The first part of Lars von Trier’s alleged Depression trilogy is an overwhelming allegory of theological and psychological implications. It also takes a look at the misogynist association of women with abstract and violent forces, and especially with nature.
Though symbolic and visually astonishing, “Antichrist” has been equally impoverished by several audiences and media who were either outraged against the brutality of some of its sequences, or exclusively hailed it.
14. La Vie d’Adèle (Abdellatif Kechiche, 2013)
A moving but raw depiction of discovery, love and loss, “La Vie d’Adèle” focuses on Adèle, an introverted teenager whose discovery of Emma, an endearing young woman with blue eyes, sets the guidelines of her identity as a woman and as an adult.
Controversy surrounded “La Vie d’Adèle” long before its critical acclaim. Originally, it arose due to the movie’s graphic 7-minute sex scene. Nonetheless, it later derived into stronger accusations.
Accused of being antifeminist and an exploiter, Abdellatif Kechiche got involved in a series of media confrontations with the movie’s stars Adèle Exarchopoulos and Léa Seydoux, who seemed to approve the second of those accusations.
13. Nymphomaniac (Lars von Trier, 2014)
Divided into two parts, this largely expected film depicts a self-tormented nymphomaniac’s account of her life. Somehow implied in “Antichrist” (Lars von Trier, 2009), “Nymphomaniac” is an ambiguous and openly mocking dialogue between the Western cultural status quo and its feminist criticism.

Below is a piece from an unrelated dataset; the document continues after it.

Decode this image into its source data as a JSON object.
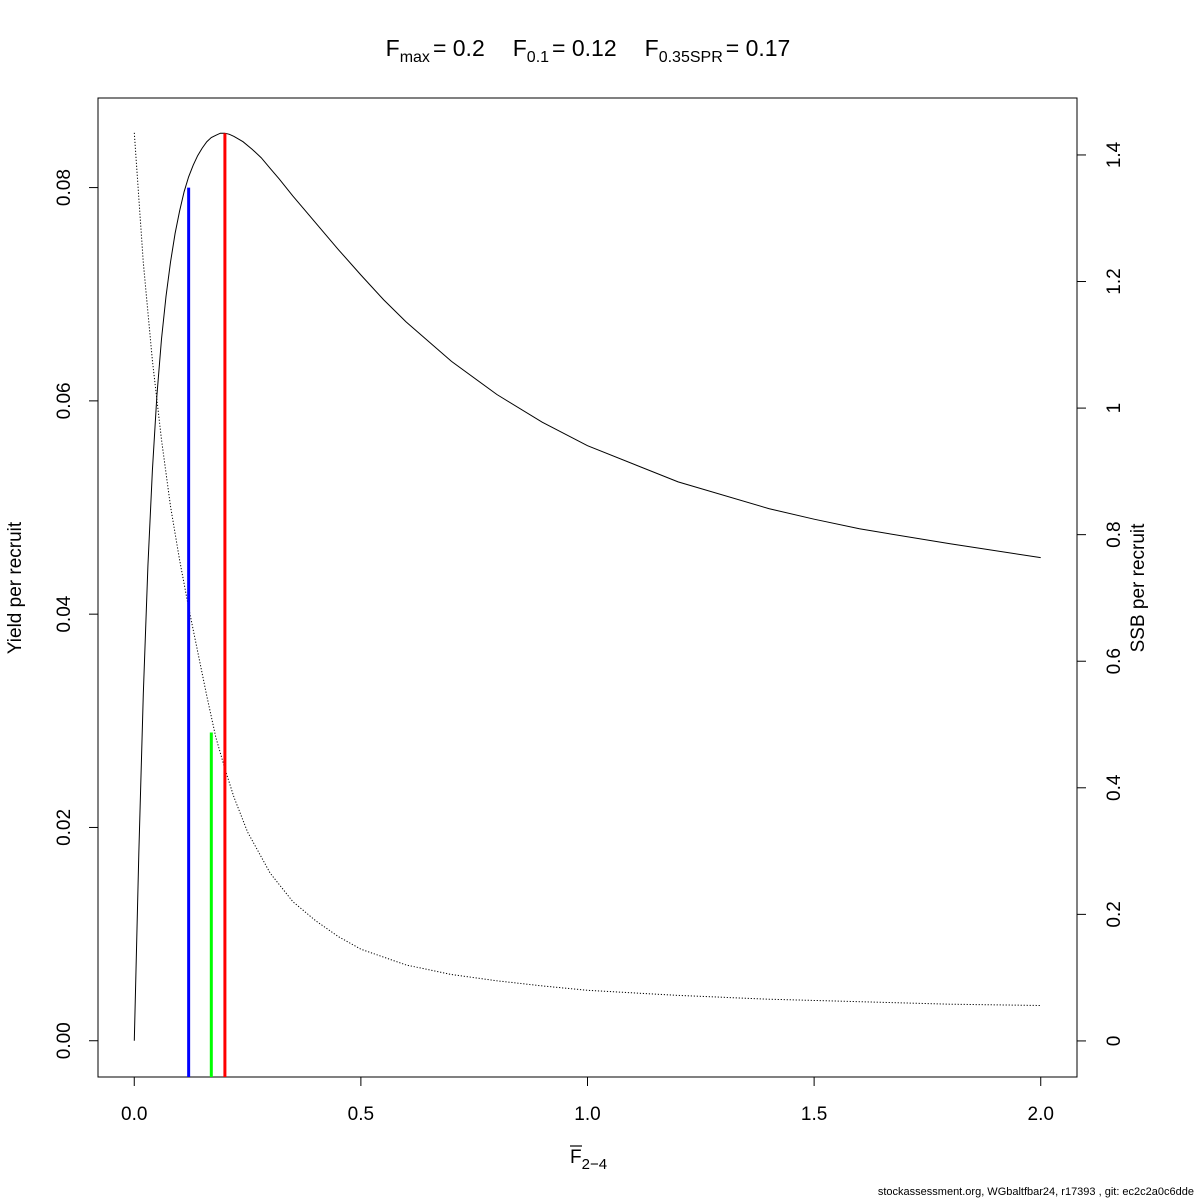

Regarded as a movie of endless controversy, “Nymphomaniac” emerged surrounded by commentaries about its widely acclaimed and polemic director, who announced it as “a movie about a woman who discovers her eroticism.”
Loved by some and hated by many others, Lars von Trier seems to have wanted all the attention his movie raised, as the information about its story, cast and shooting was dosed and fragmentary.
Close to its release, the film’s sex sequences announced what would unavoidably be added to its controversy as an exploitative vagueness surrounding the limits of art and pornography.
12. A Clockwork Orange (Stanley Kubrick, 1971)
Though full of disturbingly beautiful sequences of violence and lots of music from Beethoven, “A Clockwork Orange” depicts the adventures of the teenager antihero Alex in a neo-fascist society.
Stanley Kubrick’s ultra-violent adaptation of Anthony Burges’ homonymous dystopian novella is an audiovisual spectacle that faced the outrage of several detractors who were against its depicted dehumanization ever since its release.
Despite not featuring Burges’ novella’s original ending, which changed some of the story’s flavor with a series of statements about growing up, Kubrick’s master adaptation is rich in the depictions of morality, freedom, behaviorism, crime and order that made “A Clockwork Orange” one of the best stories of the 20th century.
Exhausting, playful and subversive, “A Clockwork Orange” is regarded as an insuperable moment in the history of cinema and as one of the best instances of Kubrick’s obsessive perfectionism.
11. In the Realm of the Senses (Nagisa Oshima, 1976)
Influenced by the works of Michel Leiris, Georges Bataille and Roland Barthes, stylized by the erotic Japanese wood-block prints’ aesthetics and based on a pre-war truth story, “In the Realm of the Senses” follows the obsessive intensification of an affair carried by a man and one of his servants.
Ironic, self-reflexive and ultimately hyper-realist, “In the Realm of the Senses” is a morbid exploration of the institutional foundations of power, their translation upon couple relationships, and the role of death in Japanese culture.
From the beginning, Nagisa Oshima struggled to carry on with “In the Realm of the Senses”. Finally registered as a French production, the film faced ban attempts and has suffered multiple cuts ever since its release.